✵25✵

403 54 83
                                    

Jungkook içeri girdiğinde gülümsemişti Haneul. Arkasından giren diğer dört adamı gördüğünde de ayaklanmış ve kenara çekilmişti "Hoşgeldiniz." diyerek.

Masasına geçmişti Jungkook. Haneul'a dönüp "Otur sen." demiş, koltuğu göstermişti.

Kwang Sun hiçbir şey demeden Haneul'ın karşısındaki tekli koltuğa oturmuştu. Yoon Bin de kitaplığın önündeki uzun koltuğu çekiştirip Jungkook'un masasının önüne kadar getirmişti.

Diğer üçü de ona oturduğunda ellerini masanın üstünde birbirine kenetlemişti Jungkook "Herkes tamamsa başlıyorum." diyerek. Diğerleri de olumlu anlamda kafa sallamıştı.

"Düğünde Haneul bir şekilde kapılardaki korumaların birinin numarasını aldı."

Seok Woo gözlerini Haneul'a çevirmişti hemen "O nasıl oluyor?" diyerek. Jungkook da "Bir şekilde işte." demişti.

"Ayarttı mı yoksa?"

Jungkook Chanhee'nin sorduğu soru sonrası derin bir nefes vermişti başını yere eğip. Sonra doğrulmuş ve "Numara bende." demişti.

Kang Sun "Yani?" demişti Jungkook'a. "Korumayı ne yapacağız?" Chanhee de "Otele mi alayım?" demişti.

Haneul "Ne?" demişti anlamaz bakışlarla ve şaşkın bir ses tonuyla. Yoon Bin de "Artık dinleyin şu adamı." diyerek derin bir nefes vermişti.

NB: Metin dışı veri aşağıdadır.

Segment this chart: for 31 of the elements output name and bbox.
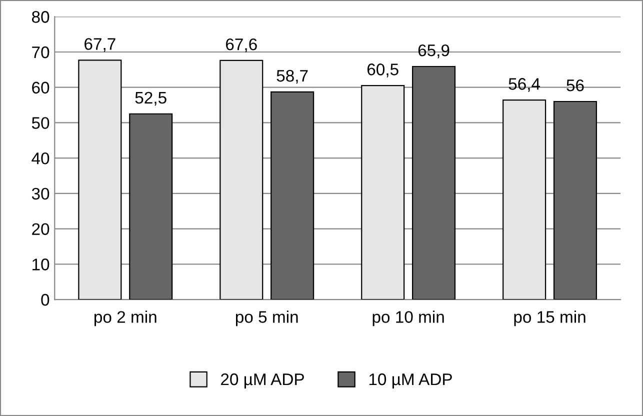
y-tick-label: 0 <box>41 294 50 306</box>
data-label: 65,9 <box>418 44 450 58</box>
y-tick-label: 60 <box>32 82 50 94</box>
bar <box>78 60 122 300</box>
x-tick-label: po 2 min <box>94 310 156 326</box>
bar <box>220 60 264 300</box>
y-tick-label: 50 <box>32 117 50 129</box>
x-tick-label: po 15 min <box>514 310 586 326</box>
bar <box>361 85 405 300</box>
data-label: 67,7 <box>84 38 116 52</box>
data-label: 67,6 <box>226 38 257 52</box>
bar <box>553 100 597 300</box>
y-tick-label: 20 <box>32 223 50 236</box>
legend-label: 10 µM ADP <box>369 373 452 389</box>
y-tick-label: 30 <box>32 188 50 200</box>
bar <box>270 91 314 300</box>
bar <box>412 66 456 300</box>
data-label: 60,5 <box>367 64 398 78</box>
x-tick-label: po 5 min <box>236 310 298 326</box>
legend-label: 20 µM ADP <box>221 373 304 389</box>
data-label: 56,4 <box>508 78 540 92</box>
y-tick-label: 80 <box>32 11 50 23</box>
y-tick-label: 40 <box>32 152 50 164</box>
bar <box>129 113 173 300</box>
data-label: 52,5 <box>135 92 166 106</box>
data-label: 56 <box>566 79 584 92</box>
y-tick-label: 10 <box>32 258 50 270</box>
data-label: 58,7 <box>276 70 308 84</box>
x-tick-label: po 10 min <box>372 310 444 326</box>
y-tick-label: 70 <box>32 46 50 58</box>
bar <box>502 100 546 300</box>
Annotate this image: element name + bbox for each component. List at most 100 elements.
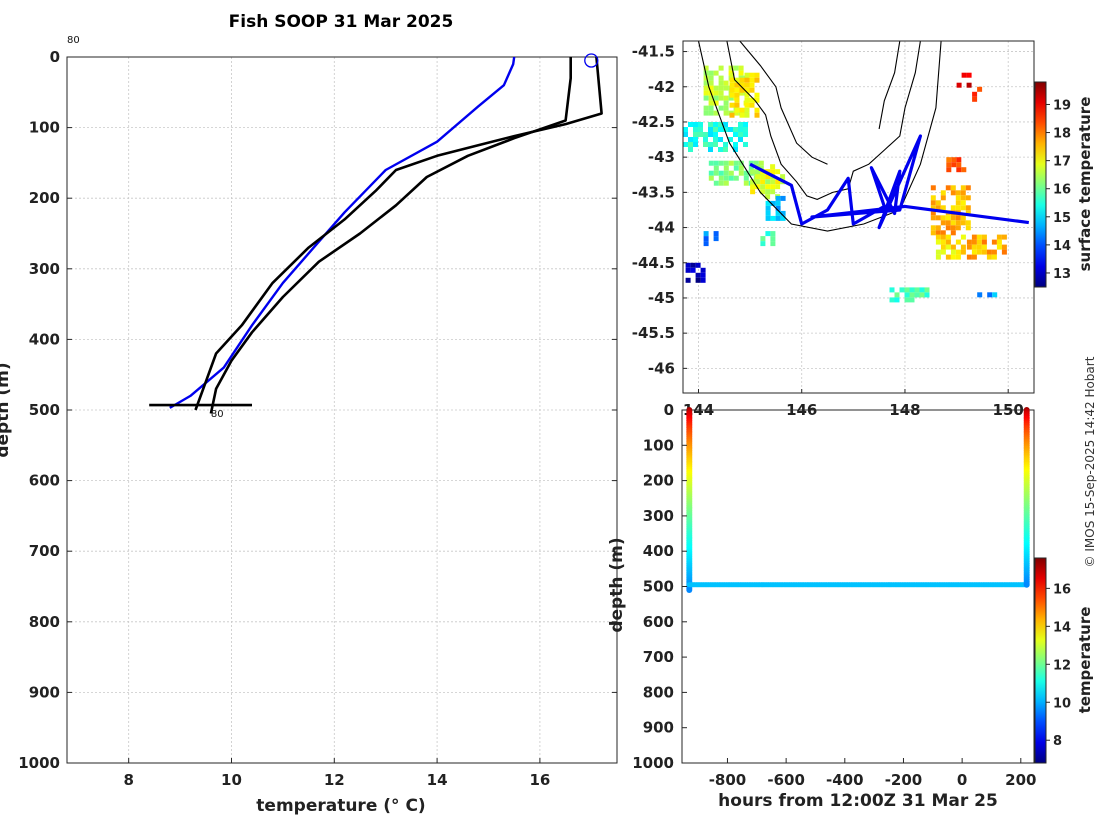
timeseries-ytick-label: 600 xyxy=(643,613,674,631)
sst-pixel xyxy=(755,174,761,180)
sst-pixel xyxy=(966,82,972,88)
sst-pixel xyxy=(734,92,740,98)
timeseries-colorbar-tick-label: 16 xyxy=(1053,582,1071,597)
timeseries-ytick-label: 400 xyxy=(643,542,674,560)
sst-pixel xyxy=(729,102,735,108)
sst-pixel xyxy=(961,167,967,173)
profile-annotation: 80 xyxy=(211,409,224,420)
sst-pixel xyxy=(971,254,977,260)
sst-pixel xyxy=(718,75,724,81)
sst-pixel xyxy=(760,184,766,190)
sst-pixel xyxy=(703,236,709,242)
sst-pixel xyxy=(708,110,714,116)
sst-pixel xyxy=(718,170,724,176)
sst-pixel xyxy=(780,195,786,201)
sst-pixel xyxy=(703,95,709,101)
sst-pixel xyxy=(935,230,941,236)
sst-pixel xyxy=(739,82,745,88)
sst-pixel xyxy=(930,185,936,191)
sst-pixel xyxy=(889,297,895,303)
sst-pixel xyxy=(723,95,729,101)
profile-annotation: 80 xyxy=(67,35,80,46)
sst-pixel xyxy=(743,142,748,147)
sst-pixel xyxy=(744,77,750,83)
sst-pixel xyxy=(971,239,977,245)
sst-pixel xyxy=(909,292,915,298)
sst-pixel xyxy=(977,86,983,92)
sst-pixel xyxy=(685,262,691,268)
timeseries-colorbar xyxy=(1034,557,1047,764)
profile-xtick-label: 10 xyxy=(221,771,242,789)
sst-pixel xyxy=(749,82,755,88)
sst-pixel xyxy=(718,85,724,91)
sst-pixel xyxy=(770,179,776,185)
sst-pixel xyxy=(743,175,749,181)
sst-pixel xyxy=(703,90,709,96)
sst-pixel xyxy=(700,267,706,273)
sst-pixel xyxy=(703,142,708,147)
sst-pixel xyxy=(723,147,728,152)
sst-pixel xyxy=(940,234,946,240)
sst-pixel xyxy=(986,249,992,255)
sst-pixel xyxy=(703,231,709,237)
sst-pixel xyxy=(935,200,941,206)
sst-pixel xyxy=(733,65,739,71)
sst-pixel xyxy=(754,72,760,78)
sst-pixel xyxy=(987,292,993,298)
sst-pixel xyxy=(718,180,724,186)
profile-ylabel: depth (m) xyxy=(0,362,13,457)
sst-pixel xyxy=(734,82,740,88)
sst-pixel xyxy=(930,225,936,231)
sst-pixel xyxy=(765,200,771,206)
sst-pixel xyxy=(981,249,987,255)
sst-pixel xyxy=(950,230,956,236)
sst-pixel xyxy=(775,179,781,185)
sst-pixel xyxy=(950,220,956,226)
sst-pixel xyxy=(713,110,719,116)
sst-pixel xyxy=(960,234,966,240)
timeseries-ytick-label: 100 xyxy=(643,436,674,454)
timeseries-ytick-label: 700 xyxy=(643,648,674,666)
sst-pixel xyxy=(734,87,740,93)
timeseries-colorbar-label: temperature xyxy=(1076,607,1094,714)
sst-pixel xyxy=(909,297,915,303)
sst-pixel xyxy=(693,132,698,137)
sst-pixel xyxy=(765,194,771,200)
sst-pixel xyxy=(976,239,982,245)
sst-pixel xyxy=(683,132,688,137)
sst-pixel xyxy=(991,254,997,260)
sst-pixel xyxy=(728,95,734,101)
sst-pixel xyxy=(955,254,961,260)
map-colorbar-tick-label: 13 xyxy=(1053,267,1071,282)
sst-pixel xyxy=(965,195,971,201)
sst-pixel xyxy=(945,239,951,245)
sst-pixel xyxy=(758,160,764,166)
sst-pixel xyxy=(743,132,748,137)
sst-pixel xyxy=(946,167,952,173)
sst-pixel xyxy=(734,107,740,113)
sst-pixel xyxy=(955,205,961,211)
sst-pixel xyxy=(723,110,729,116)
profile-ytick-label: 500 xyxy=(29,401,60,419)
sst-pixel xyxy=(930,215,936,221)
sst-pixel xyxy=(713,100,719,106)
timeseries-ytick-label: 1000 xyxy=(632,754,674,772)
sst-pixel xyxy=(723,175,729,181)
sst-pixel xyxy=(728,137,733,142)
sst-pixel xyxy=(770,215,776,221)
sst-pixel xyxy=(955,195,961,201)
sst-pixel xyxy=(955,225,961,231)
sst-pixel xyxy=(991,239,997,245)
sst-pixel xyxy=(765,210,771,216)
map-content xyxy=(683,41,1030,303)
sst-pixel xyxy=(955,190,961,196)
sst-pixel xyxy=(904,287,910,293)
sst-pixel xyxy=(708,160,714,166)
profile-start-marker xyxy=(584,53,599,68)
sst-pixel xyxy=(738,127,743,132)
sst-pixel xyxy=(690,262,696,268)
sst-pixel xyxy=(904,292,910,298)
sst-pixel xyxy=(940,190,946,196)
sst-pixel xyxy=(935,234,941,240)
profile-series-line xyxy=(194,56,603,411)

"Yakaladığım adam o korumaların her şeyi bildiğini söyledi. Şimdi de ona ulaşmalıyız."

Chanhee "E ara o zaman?" demişti. Seok Woo da "Bunu neden çağırdın ki?" demişti Jungkook'a dönüp. Kang Sun da "Asıl hemşirenin burada ne işi var?" diye sormuştu.

"Şu adamı dinleyecek misiniz artık?" diyen Yoon Bin ise diğerlerine bakmıştı.

Jungkook elleriyle ensesini kaşımıştı. "Dışardaki on adamla uğraşmak daha kolay" demişti stem dolu bir şekilde. Chanhee de "Abilerinle düzgün konuş." demişti kaşlarını çatarak.

Yoon Bin Chanhee'nin göbeğini birkaç kez parmaklayıp "Abiye bak." demiş ve kıkırdamıştı. Chanhee ise ittirmişti onun elini. "Hemşire burdayken şöyle saçma şeyler yapmasanız mı? Otoritem bozuluyor." demişti.

Jungkook "Tamam çok cıvıdık." demişti doğrulup. Kwang Sun'a dönüş ve "Adamı Haneul arayacak." demişti.

"Ve evet, adamı ayarttı." diyerek Chanhee'ye döndükten sonra "Adamı arayan Haneul onu boş bir yere çağıracak." demişti.

"Sorun şu ki çağıracak bir yerimiz yok. Onu Chanhee abi ayarlar diye düşündüm."

Chanhee olumlu anlamda kafa sallamıştı "Bildiğim bir yer var." dedikten sonra. Jungkook da Kang Sun'a dönmüş ve "Adam oldukça yapılı." demişti.

"Burdaki adamlara güvenemiyorum. Birkaçını savuşturursa kolaylıkla elimizden kaçırırız. O yüzden seni çağırdım."

Kwang Sun da olumlu anlamda kafa sallamıştı hemen. Sonra da Yoon Bin'e dönmüş ve "Gelirken arka planda kullandığımız telefonlardan birini getirmeni istemiştim." demişti ona. Yoon Bin de cebinden telefonu çıkartmış ve "Haneul da bundan arayacak?" diyip telefonu masaya bırakmıştı. Jungkook da olumlu anlamda kafa dallamıştı ona.

Seok Woo kucağındaki poşeti masaya bırakıp "Ben neden bunları getirdim peki?" diye sormuştu. Jungkook da "Haneul önlükle mi görüşecek adamla?" diyip kafasını Haneul'a doğru çevirmişti.

Kaşlarını havalandırmıştı Haneul. Masanın üstündeki poşeti Jungkook'un göz hareketleri sonrası almış ve açmıştı.

Kıyafet aldıkları gece beğendiği yırtmaçlı elbise duruyordu ellerinin arasında. Haneul'ın aklında kalan o elbise.